Nouvelle grille tarifaire du baccalauréat : Ce qui change en 2026
Le ministère de l’Éducation nationale a publié la nouvelle grille tarifaire pour l’inscription au baccalauréat 2026, suscitant des réactions chez les élèves et les parents. Cette révision, qui augmente les frais pour les candidats libres en fonction de leurs participations antérieures, s’inscrit dans une politique visant la régulation et l’encadrement rigoureux des examens nationaux, mais elle suscite des interrogations sur l’impact financier pour certaines familles.
Le conseiller en éducation, Kamel Nouari, a insisté sur l’objectif pédagogique et institutionnel de cette mesure. Il a insisté sur l’importance de responsabiliser les candidats qui multiplient les participations sans réel suivi pédagogique. Selon lui, cette révision tarifaire répond à une nécessité de régulation et à un souci d’encadrement rigoureux.
Pour un candidat scolarisé, les droits d’inscription restent fixés à 1 500 DA, un montant jugé raisonnable pour une première participation. En revanche, les frais augmentent progressivement pour les candidats libres répétant l’examen : jusqu’à 20 000 DA pour une cinquième tentative ou plus, ou pour les titulaires d’un bac antérieur tentant une quatrième reprise. « Cette majoration s’apparente à une mesure dissuasive, comparable à une sanction financière en cas de répétition excessive de l’échec.
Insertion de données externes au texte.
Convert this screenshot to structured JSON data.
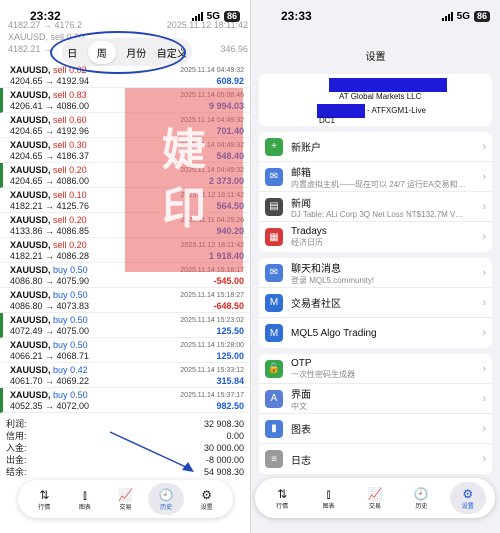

Elle constitue un message clair adressé aux parents, invités à accompagner et suivre leurs enfants dès le début de l’année scolaire afin d’assurer une préparation optimale », explique M. Nouari.
« Le temps est suffisant pour organiser les révisions. La vigilance parentale, l’encadrement et le suivi sont les clés pour éviter les redoublements successifs », ajoute-t-il. Le conseiller rappelle que ces ajustements tarifaires s’inscrivent dans le cadre du décret exécutif 54/25, relatif au statut particulier des personnels de l’éducation. Ce texte encadre la participation des enseignants et cadres à l’organisation du baccalauréat : surveillance, secrétariat, correction, présidence de centres d’examen ou de correction.
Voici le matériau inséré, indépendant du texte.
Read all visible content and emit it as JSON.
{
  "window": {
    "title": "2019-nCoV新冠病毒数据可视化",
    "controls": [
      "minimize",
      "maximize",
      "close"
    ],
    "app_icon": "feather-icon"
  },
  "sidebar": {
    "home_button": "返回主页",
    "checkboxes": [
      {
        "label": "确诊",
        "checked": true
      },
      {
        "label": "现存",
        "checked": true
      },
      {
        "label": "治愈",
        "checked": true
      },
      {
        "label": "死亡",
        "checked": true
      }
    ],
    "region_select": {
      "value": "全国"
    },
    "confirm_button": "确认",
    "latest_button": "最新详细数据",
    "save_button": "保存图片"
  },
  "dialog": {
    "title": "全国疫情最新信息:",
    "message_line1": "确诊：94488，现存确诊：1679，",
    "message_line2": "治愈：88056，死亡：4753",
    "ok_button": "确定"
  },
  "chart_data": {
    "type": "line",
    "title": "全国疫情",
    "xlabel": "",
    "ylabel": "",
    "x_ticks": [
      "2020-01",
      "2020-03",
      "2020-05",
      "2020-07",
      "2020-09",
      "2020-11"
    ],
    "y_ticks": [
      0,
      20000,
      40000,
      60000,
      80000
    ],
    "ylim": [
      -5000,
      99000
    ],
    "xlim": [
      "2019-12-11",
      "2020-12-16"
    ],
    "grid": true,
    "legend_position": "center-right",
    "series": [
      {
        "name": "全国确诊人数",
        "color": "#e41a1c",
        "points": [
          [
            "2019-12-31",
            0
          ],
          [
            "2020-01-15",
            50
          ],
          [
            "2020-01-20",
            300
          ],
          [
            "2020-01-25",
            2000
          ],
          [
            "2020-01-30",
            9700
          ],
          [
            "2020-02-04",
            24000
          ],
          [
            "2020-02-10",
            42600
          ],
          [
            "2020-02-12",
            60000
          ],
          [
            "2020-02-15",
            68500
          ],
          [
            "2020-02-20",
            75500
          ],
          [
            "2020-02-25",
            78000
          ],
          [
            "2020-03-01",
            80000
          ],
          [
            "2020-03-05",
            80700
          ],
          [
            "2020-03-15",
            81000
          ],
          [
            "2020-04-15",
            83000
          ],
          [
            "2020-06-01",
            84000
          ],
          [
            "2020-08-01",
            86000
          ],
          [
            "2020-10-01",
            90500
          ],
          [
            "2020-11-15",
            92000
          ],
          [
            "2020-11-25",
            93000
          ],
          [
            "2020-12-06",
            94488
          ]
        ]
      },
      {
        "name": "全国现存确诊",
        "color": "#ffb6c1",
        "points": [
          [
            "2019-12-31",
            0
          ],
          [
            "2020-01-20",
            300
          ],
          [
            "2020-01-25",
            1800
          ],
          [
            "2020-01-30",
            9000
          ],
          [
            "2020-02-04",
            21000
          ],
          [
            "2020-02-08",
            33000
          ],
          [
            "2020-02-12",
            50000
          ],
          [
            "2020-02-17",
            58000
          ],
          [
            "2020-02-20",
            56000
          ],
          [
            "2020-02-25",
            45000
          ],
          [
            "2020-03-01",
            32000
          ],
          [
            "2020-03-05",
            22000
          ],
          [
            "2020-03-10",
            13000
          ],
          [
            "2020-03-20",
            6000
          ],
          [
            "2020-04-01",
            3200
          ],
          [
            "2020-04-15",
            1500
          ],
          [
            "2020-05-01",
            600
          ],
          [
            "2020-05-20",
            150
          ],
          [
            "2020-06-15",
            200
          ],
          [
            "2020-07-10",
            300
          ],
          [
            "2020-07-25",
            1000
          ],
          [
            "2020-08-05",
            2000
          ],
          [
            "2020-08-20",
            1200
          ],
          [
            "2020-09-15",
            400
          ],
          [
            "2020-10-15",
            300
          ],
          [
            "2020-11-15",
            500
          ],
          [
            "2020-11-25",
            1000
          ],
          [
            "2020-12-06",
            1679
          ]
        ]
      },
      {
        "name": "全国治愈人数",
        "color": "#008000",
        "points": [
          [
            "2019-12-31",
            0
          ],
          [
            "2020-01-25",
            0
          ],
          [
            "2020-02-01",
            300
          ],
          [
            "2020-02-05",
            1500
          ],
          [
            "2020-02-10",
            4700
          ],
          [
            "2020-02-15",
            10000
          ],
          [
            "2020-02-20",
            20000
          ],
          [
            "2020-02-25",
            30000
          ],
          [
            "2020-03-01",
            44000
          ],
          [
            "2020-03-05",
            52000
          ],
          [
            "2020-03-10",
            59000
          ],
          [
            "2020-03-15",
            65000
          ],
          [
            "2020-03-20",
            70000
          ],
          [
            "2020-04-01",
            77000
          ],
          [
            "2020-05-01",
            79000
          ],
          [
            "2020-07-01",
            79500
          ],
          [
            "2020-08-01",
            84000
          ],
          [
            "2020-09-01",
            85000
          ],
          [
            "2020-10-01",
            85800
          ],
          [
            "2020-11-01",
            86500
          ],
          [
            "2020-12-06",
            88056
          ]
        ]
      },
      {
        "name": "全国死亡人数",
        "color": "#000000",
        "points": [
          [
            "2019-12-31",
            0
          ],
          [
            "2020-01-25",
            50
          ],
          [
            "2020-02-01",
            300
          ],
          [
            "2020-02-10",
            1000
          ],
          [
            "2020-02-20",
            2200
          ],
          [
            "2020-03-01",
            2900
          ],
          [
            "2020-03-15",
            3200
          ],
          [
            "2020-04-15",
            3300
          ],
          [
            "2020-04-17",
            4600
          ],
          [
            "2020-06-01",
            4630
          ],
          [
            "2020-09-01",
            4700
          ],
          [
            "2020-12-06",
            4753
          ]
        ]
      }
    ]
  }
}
L’augmentation des frais d’inscription permettra également d’améliorer les indemnités versées aux participants mobilisés pour l’examen national. M. Nouari souligne par ailleurs plusieurs constats inquiétants concernant les candidats libres, notamment un taux d’absentéisme élevé et une proportion de fraude supérieure à celle observée chez les candidats scolarisés. De plus, il note qu’une part importante de ces inscrits sont des travailleurs dont l’objectif principal est d’obtenir des jours de congé, sans réelle intention de se présenter à l’examen, situation aggravée par le fait que certains employés du secteur éducatif s’inscriraient eux-mêmes pour éviter leur mobilisation lors de l’encadrement, échappant ainsi aux pressions de parents cherchant à obtenir des facilités pour favoriser la fraude. Il rappelle également l’importance de la loi 06/20, relative au Code pénal, dont le chapitre 7 protège l’intégrité des examens et concours, garantissant ainsi la crédibilité et la transparence du baccalauréat.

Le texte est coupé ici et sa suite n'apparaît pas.